A greater understanding of the data a business holds can lead to a greater understanding of the risks associated with that information. This can allow organisations to protect themselves more effectively against cyberattacks.
While 74% of GDPR-compliant businesses still need to reinforce their defences, it is still significantly more likely that a non-compliant organisation will fall victim to a data breach. Cisco reported that 89% of the businesses farthest from GDPR compliance suffered breaches.
Fewer data records were impacted
Of the organisations that were impacted by cyberattacks, GDPR-compliant companies suffered less of an impact.
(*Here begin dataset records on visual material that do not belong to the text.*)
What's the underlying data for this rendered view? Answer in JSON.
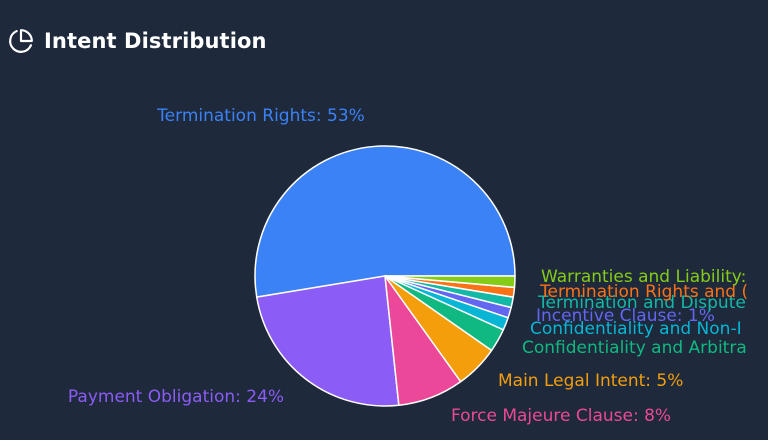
{
  "header": {
    "title": "Intent Distribution",
    "icon": "pie-chart-icon"
  },
  "chart_data": {
    "type": "pie",
    "title": "Intent Distribution",
    "legend": "none",
    "slices": [
      {
        "label": "Termination Rights",
        "label_text": "Termination Rights: 53%",
        "value": 52.6,
        "color": "#3b82f6"
      },
      {
        "label": "Payment Obligation",
        "label_text": "Payment Obligation: 24%",
        "value": 24.1,
        "color": "#8b5cf6"
      },
      {
        "label": "Force Majeure Clause",
        "label_text": "Force Majeure Clause: 8%",
        "value": 8.2,
        "color": "#ec4899"
      },
      {
        "label": "Main Legal Intent",
        "label_text": "Main Legal Intent: 5%",
        "value": 5.4,
        "color": "#f59e0b"
      },
      {
        "label": "Confidentiality and Arbitra",
        "label_text": "Confidentiality and Arbitra",
        "value": 2.9,
        "color": "#10b981"
      },
      {
        "label": "Confidentiality and Non-I",
        "label_text": "Confidentiality and Non-I",
        "value": 1.6,
        "color": "#06b6d4"
      },
      {
        "label": "Incentive Clause",
        "label_text": "Incentive Clause: 1%",
        "value": 1.3,
        "color": "#6366f1"
      },
      {
        "label": "Termination and Dispute",
        "label_text": "Termination and Dispute",
        "value": 1.3,
        "color": "#14b8a6"
      },
      {
        "label": "Termination Rights and",
        "label_text": "Termination Rights and (",
        "value": 1.2,
        "color": "#f97316"
      },
      {
        "label": "Warranties and Liability",
        "label_text": "Warranties and Liability:",
        "value": 1.4,
        "color": "#84cc16"
      }
    ]
  }
}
On average, the number of records impacted for compliant organisations was 79,000. While this isn’t a small number, it does pale in comparison to the 212,000 records compromised in data breaches suffered by non-compliant businesses.
System downtime was shorter
The time impact of data breaches was also significantly shorter among GDPR-compliant businesses. System downtimes associated with cyberattacks was on average 6.4 hours for compliant organisations. Companies that are least GDPR-ready experienced average downtimes of 9.4 hours.
Overall costs are lower
The result of all the above contributing factors is that organisations following GDPR guidelines are getting more quantifiable monetary value out of their data.
As well as saving time and resources wading through unnecessary information in their day-to-day business, GDPR-ready organisations are likely to suffer a less severe financial impact if they are involved in a data breach. The Cisco Data Privacy Benchmark Study reported that 37% of GDPR-ready companies had a loss of over $500,000 last year, compared to 64% of the least GDPR ready.